LeserclubMan kann aufpassen wie ein Schießhund und dann macht man doch den einen Fehler, der alle Mühe zunichte macht. Herr L. wusste es ja eigentlich, aber es dann von Kollege Stachelschwein so unter die Nase gerieben zu bekommen, das verwirrte zumindest. Das zerpustete auch noch das letzte bisschen Euphorie. Und dabei hatte er sich ja nur verplappert. Die Teetasse hatte ihn verraten.

„Ich denke, ihr habt euch schön konspirativ getroffen? So wie zwei echte Spürhunde, die wissen, dass der Große Bruder immer mithorcht?“

„Haben wir doch. Auf dem Friedhof …“

„Aber woher weißt du das mit der Teetasse im Flur …“

„Hat er mir …“

„Halt!“ Wenn er wollte, konnte auch Kollege S. sehr autoritär wirken. So wie ein alter Fußballtrainer, dem zwar der Bauch über den Gürtel hing, der aber seinen besten Stürmer noch allemal ausdribbelte und dabei auch noch so gekonnt foulte, dass der nicht mal ahnte, wie ihm geschah. Wobei: Herr L. würde sich nie als besten Stürmer in der Mannschaft bezeichnen. Eher als guten Dribbler und Passspieler. Auch wenn ihn Kollege S. jetzt beinah umrempelte, als er ihn anbrummte: „Hör auf, mich auf den Arm zu nehmen.“

Das „Bürschchen!“ ließ er lieber weg. Denn eigentlich waren sie ja doch Kollegen und arbeiteten meist ganz gut zusammen. Flanke rechts, kurzes Dribbling, Rückspiel, Toooooor! Manchmal zumindest.

Aber diesmal …

„Er hat es mir erklärt, als ich bei ihm war.“

„Wann?“

„Ein, zwei Tage vorher …“

„Ein, zwei Tage? Datum! Uhrzeit? Hast du es nicht ….“

„Nein, hab ich nicht.“ Wurde L. laut? Nicht wirklich. Er wusste ja selbst, dass es wohl der entscheidende Fehler gewesen war. Wen immer sie aufgeschreckt hatten, der war in dieser seltsamen Woche putzmunter gewesen. Und das betraf nicht einmal die so wirkungsvoll eingesetzten Muskelträger des schrecklichen Iwan, die möglicherweise ein bisschen Eindruck schinden sollten. Vielleicht aber auch nur ablenken sollten.

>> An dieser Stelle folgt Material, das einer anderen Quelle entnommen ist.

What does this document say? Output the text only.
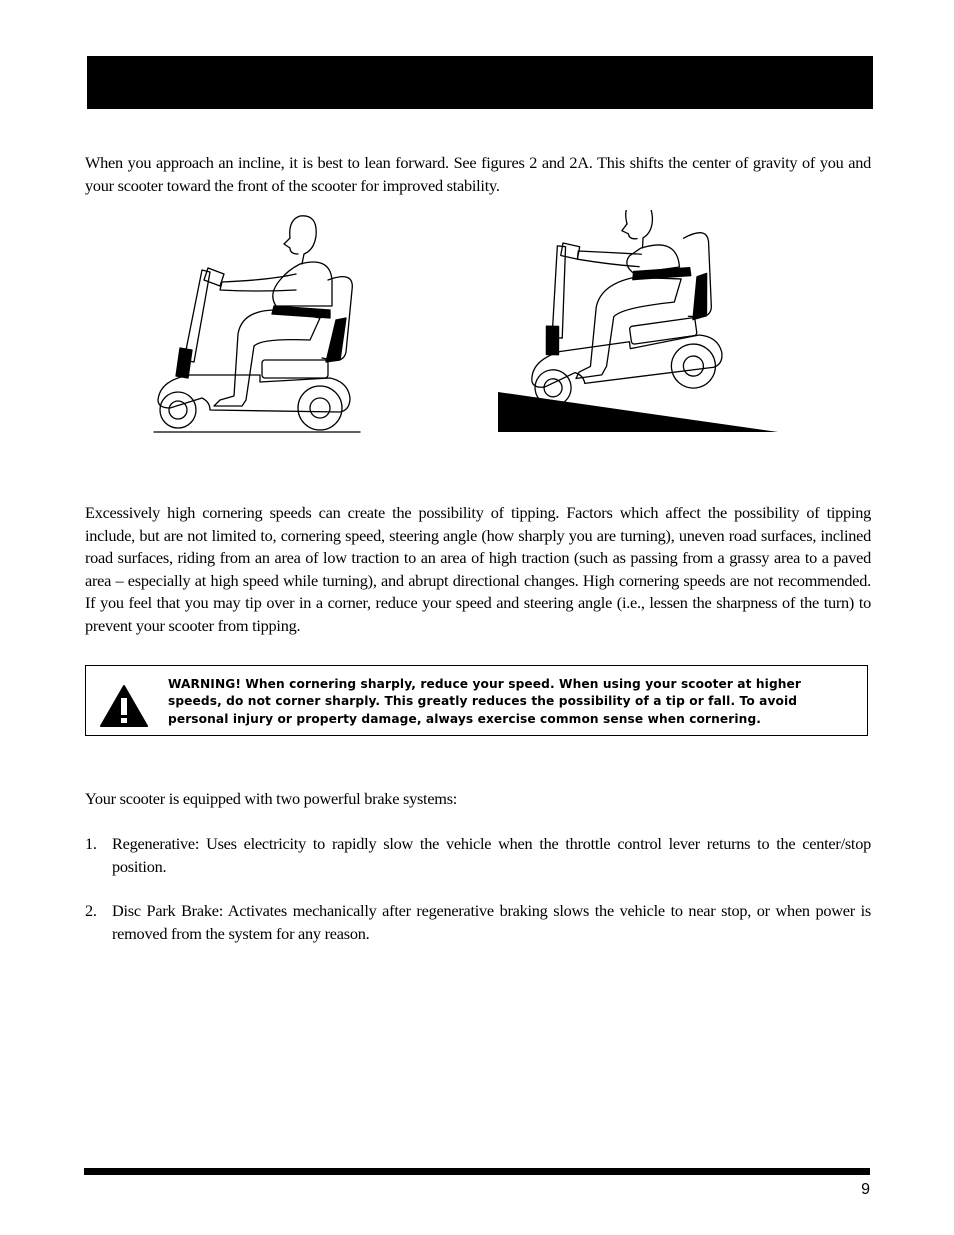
When you approach an incline, it is best to lean forward. See figures 2 and 2A. This shifts the center of gravity of you and your scooter toward the front of the scooter for improved stability.

Excessively high cornering speeds can create the possibility of tipping. Factors which affect the possibility of tipping include, but are not limited to, cornering speed, steering angle (how sharply you are turning), uneven road surfaces, inclined road surfaces, riding from an area of low traction to an area of high traction (such as passing from a grassy area to a paved area – especially at high speed while turning), and abrupt directional changes. High cornering speeds are not recommended. If you feel that you may tip over in a corner, reduce your speed and steering angle (i.e., lessen the sharpness of the turn) to prevent your scooter from tipping.

WARNING! When cornering sharply, reduce your speed. When using your scooter at higher speeds, do not corner sharply. This greatly reduces the possibility of a tip or fall. To avoid personal injury or property damage, always exercise common sense when cornering.

Your scooter is equipped with two powerful brake systems:

1. Regenerative: Uses electricity to rapidly slow the vehicle when the throttle control lever returns to the center/stop position.
2. Disc Park Brake: Activates mechanically after regenerative braking slows the vehicle to near stop, or when power is removed from the system for any reason.
9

Denn am Ende – das musste L. zugeben – hatte er die nötige Aufmerksamkeit vermissen lassen. Nur weil er endlich wissen wollte, wer denn nun die Spinne im Zentrum war. Wenn es denn eine Spinne gab. Und nicht viele Spinnen, die sich gegenseitig belauerten. Und die sich gegenseitig die Beute nicht gönnten. Darum ging es wohl letztlich, als L. die seltsamen Dokumente über die dubiosen Konten der Raubtiere zugespielt wurden.

Wann fiel dieser Groschen?

Jedenfalls nicht in dem Moment, als Herr L. unverhofft vor der Wohnungstür des alten Kommissars stand und auf den Klingelknopf drückte. Auch wenn er im Nacken das krabbelnde Gefühl hatte, das er immer hatte, wenn er mit seiner eigenen Entscheidung nicht im Reinen war. Auch so etwas bildet sich heraus über die Jahre. So ein die ganze Haut erfassendes Gefühl, das einem signalisierte, dass etwas nicht stimmte.

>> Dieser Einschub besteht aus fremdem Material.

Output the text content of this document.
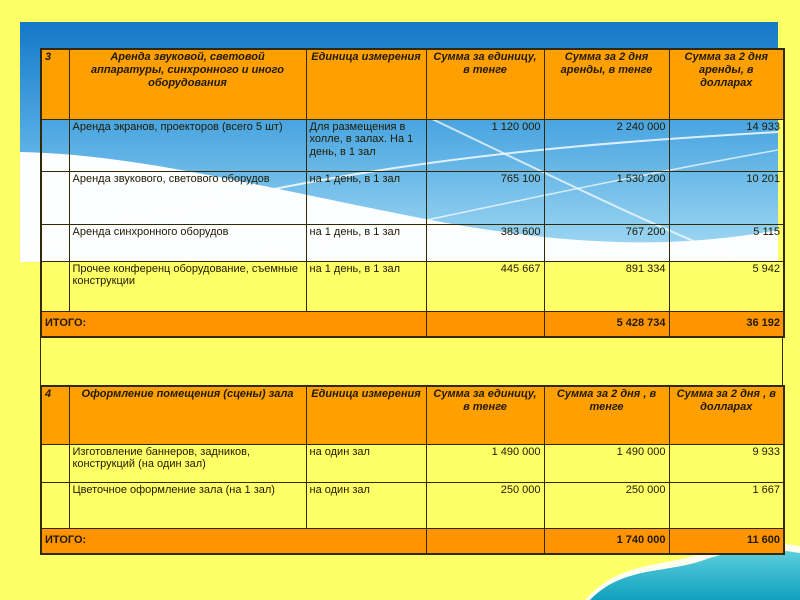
3	Аренда звуковой, световой аппаратуры, синхронного и иного оборудования	Единица измерения	Сумма за единицу, в тенге	Сумма за 2 дня аренды, в тенге	Сумма за 2 дня аренды, в долларах
	Аренда экранов, проекторов (всего 5 шт)	Для размещения в холле, в залах. На 1 день, в 1 зал	1 120 000	2 240 000	14 933
	Аренда звукового, светового оборудов	на 1 день, в 1 зал	765 100	1 530 200	10 201
	Аренда синхронного оборудов	на 1 день, в 1 зал	383 600	767 200	5 115
	Прочее конференц оборудование, съемные конструкции	на 1 день, в 1 зал	445 667	891 334	5 942
ИТОГО:				5 428 734	36 192
4	Оформление помещения (сцены) зала	Единица измерения	Сумма за единицу, в тенге	Сумма за 2 дня , в тенге	Сумма за 2 дня , в долларах
	Изготовление баннеров, задников, конструкций (на один зал)	на один зал	1 490 000	1 490 000	9 933
	Цветочное оформление зала (на 1 зал)	на один зал	250 000	250 000	1 667
ИТОГО:				1 740 000	11 600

Aber er hatte den Alten längst im Verdacht, dass der ihm nicht alles erzählte. Auch nicht, was er wirklich über August Miller wusste, die ganze Zeit gewusst hatte, aber augenscheinlich lieber für sich behielt.

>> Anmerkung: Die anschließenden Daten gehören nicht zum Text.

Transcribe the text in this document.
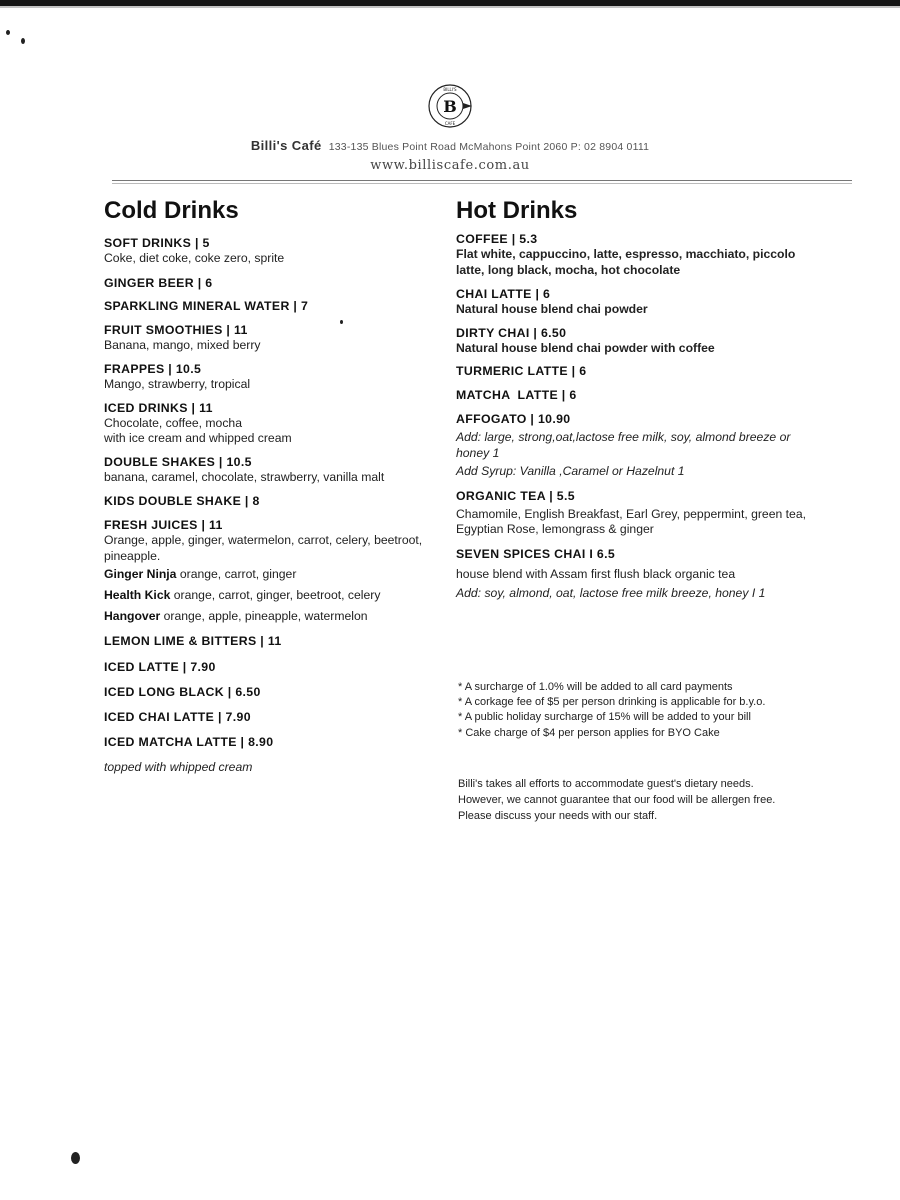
B
BILLI'S
CAFE
Billi's Café 133-135 Blues Point Road McMahons Point 2060 P: 02 8904 0111
www.billiscafe.com.au
Cold Drinks
SOFT DRINKS | 5
Coke, diet coke, coke zero, sprite
GINGER BEER | 6
SPARKLING MINERAL WATER | 7
FRUIT SMOOTHIES | 11
Banana, mango, mixed berry
FRAPPES | 10.5
Mango, strawberry, tropical
ICED DRINKS | 11
Chocolate, coffee, mocha
with ice cream and whipped cream
DOUBLE SHAKES | 10.5
banana, caramel, chocolate, strawberry, vanilla malt
KIDS DOUBLE SHAKE | 8
FRESH JUICES | 11
Orange, apple, ginger, watermelon, carrot, celery, beetroot, pineapple.
Ginger Ninja orange, carrot, ginger
Health Kick orange, carrot, ginger, beetroot, celery
Hangover orange, apple, pineapple, watermelon
LEMON LIME & BITTERS | 11
ICED LATTE | 7.90
ICED LONG BLACK | 6.50
ICED CHAI LATTE | 7.90
ICED MATCHA LATTE | 8.90
topped with whipped cream
Hot Drinks
COFFEE | 5.3
Flat white, cappuccino, latte, espresso, macchiato, piccolo latte, long black, mocha, hot chocolate
CHAI LATTE | 6
Natural house blend chai powder
DIRTY CHAI | 6.50
Natural house blend chai powder with coffee
TURMERIC LATTE | 6
MATCHA  LATTE | 6
AFFOGATO | 10.90
Add: large, strong,oat,lactose free milk, soy, almond breeze or honey 1
Add Syrup: Vanilla ,Caramel or Hazelnut 1
ORGANIC TEA | 5.5
Chamomile, English Breakfast, Earl Grey, peppermint, green tea, Egyptian Rose, lemongrass & ginger
SEVEN SPICES CHAI I 6.5
house blend with Assam first flush black organic tea
Add: soy, almond, oat, lactose free milk breeze, honey I 1
* A surcharge of 1.0% will be added to all card payments
* A corkage fee of $5 per person drinking is applicable for b.y.o.
* A public holiday surcharge of 15% will be added to your bill
* Cake charge of $4 per person applies for BYO Cake
Billi's takes all efforts to accommodate guest's dietary needs.
However, we cannot guarantee that our food will be allergen free.
Please discuss your needs with our staff.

An die Szene erinnerte er sich nur zu gut, wie die Tür sich einen Spalt weit öffnete. Der alte Kommissar was wohl zu Recht misstrauisch. Und dann wurde die Tür aufgerissen, Herr L. ins Innere gezerrt, die Tür wieder zuschlagen. Drinnen war es stockdunkel. Der Alte zischte: „Wie können Sie nur …!“

Und L. wollte den Gelassenen spielen. „Machen Sie mir doch nichts vor. Ihnen ging es nie um diesen blöden Russen ….“

Und dann wollte er wohl mit einem stolzen Schritt in die angrenzende Küche schreiten, den Mantel kühn schwenkend in halber Drehung. Na ja – und dabei fegte er die im Dunkeln bereitgestellte Teetasse um. Dass es schepperte und klirrte.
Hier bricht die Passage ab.